FIG. 4 is a diagram for explaining an operation when an objective lens is moved to focus on a measurement target in the measurement device shown in FIG. 1;

FIG. 5 is a diagram showing an example of an image of a CCD array obtained by moving the objective lens shown in FIG.

[Explanation of symbols]

 DESCRIPTION OF SYMBOLS 1 Semiconductor laser or halogen light source (light source) 2 Bundle fiber 3 CCD array 4 Collimator lens 5 Beam splitter 6 Objective lens 7 Condensing lens 8 Work stage

 ──────────────────────────────────────────────────続 き Continued on the front page F term (reference) 2F065 AA06 AA53 BB05 DD02 DD06 FF01 FF10 GG02 GG06 HH04 HH13 JJ01 JJ03 JJ05 JJ09 JJ26 LL02 LL30 LL33 LL59 MM14 PP22 QQ25 QQ31 SS13 UU03 UU00 CB

Claims (10)

[Claims] 1. A shape measuring device for measuring the shape of a three-dimensional region by a confocal action, comprising: a transmission unit for receiving and transmitting output light from a light source; Focusing means for focusing light as incident light on the area; focus position changing means for changing the focal position of the incident light by moving the focusing means; and reflecting light reflected from the three-dimensional area. And a measuring means for measuring the shape of the object to be measured in accordance with the intensity of the reflected light received via the transmitting means. 2. A shape measuring device for measuring a shape of a three-dimensional region by a confocal action, comprising: a transmitting unit that receives and transmits output light from a light source and emits a plurality of emitted lights; One condensing means for condensing the emitted light on the three-dimensional area as a plurality of incident lights; a focus position changing means for changing a focal position of the incident light; and a reflecting light reflected from the three-dimensional area.
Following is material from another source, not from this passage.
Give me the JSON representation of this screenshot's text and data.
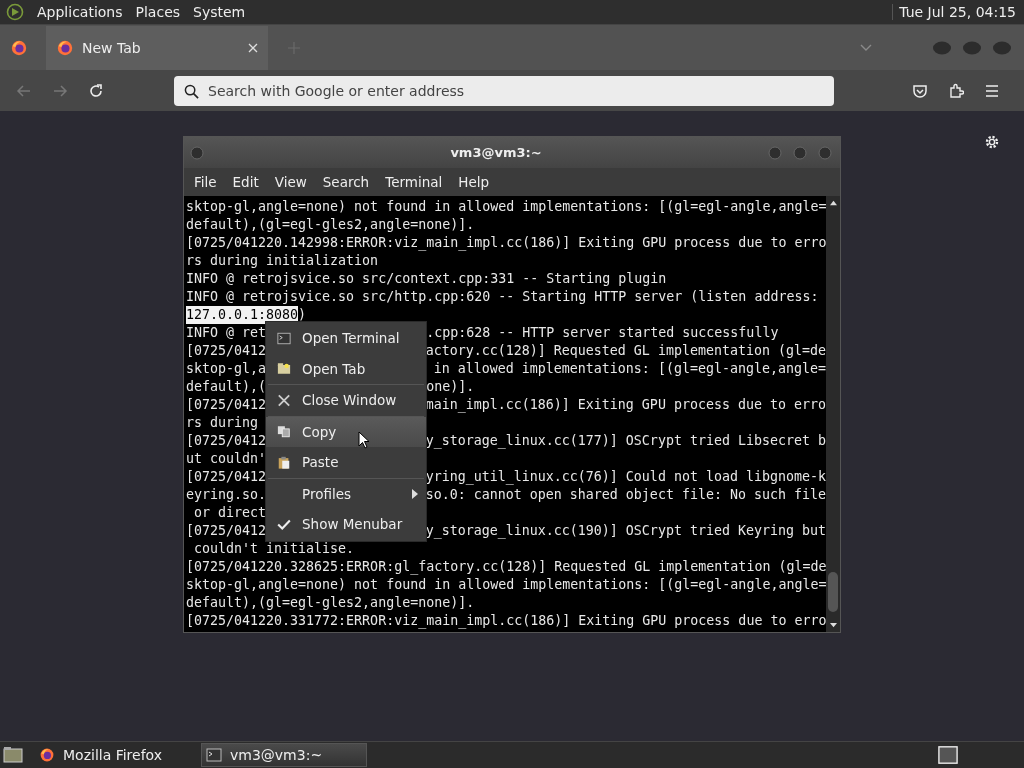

And a measuring means for measuring the shape of the object to be measured in accordance with the intensity of the reflected light received via the transmitting means. 3. A shape measuring device for measuring a shape of a three-dimensional region by a confocal action, comprising: a transmitting unit that receives and transmits output light from a light source and emits a plurality of output lights; Focusing means for focusing the emitted light on the three-dimensional area as a plurality of incident lights; focus position changing means for changing the focusing position of the incident light by moving the focusing means; And a measuring means for receiving reflected light reflected from the device via the transmitting means and measuring the shape of the object to be measured in accordance with the intensity of the reflected light. 4. The shape measuring apparatus according to claim 1, wherein said transmission means is an optical fiber. 5. The transmission means according to claim 2, wherein said transmission means comprises a bundle fiber in which a plurality of optical fibers are bundled.
Or the shape measuring device according to 3. 6. The shape measuring device according to claim 4, wherein both ends of the optical fiber are formed into a lens shape. 7. The apparatus according to claim 1, wherein the condensing means is an objective lens using a telecentric optical system.
The shape measuring device according to any one of claims 1 to 3. 8. A beam splitter for reflecting only reflected light polarized in the three-dimensional area in a predetermined direction, and an output signal corresponding to the intensity of the reflected light reflected by the beam splitter. 4. The shape measuring apparatus according to claim 2, further comprising a CCD array. 9. The shape measuring apparatus according to claim 8, wherein said CCD array has a plurality of CCD elements, and said CCD elements correspond one-to-one to said plurality of optical fibers. 10. The shape measuring apparatus according to claim 1, wherein a collimator lens for shaping output light of the light source into parallel light is provided at a subsequent stage of the light source.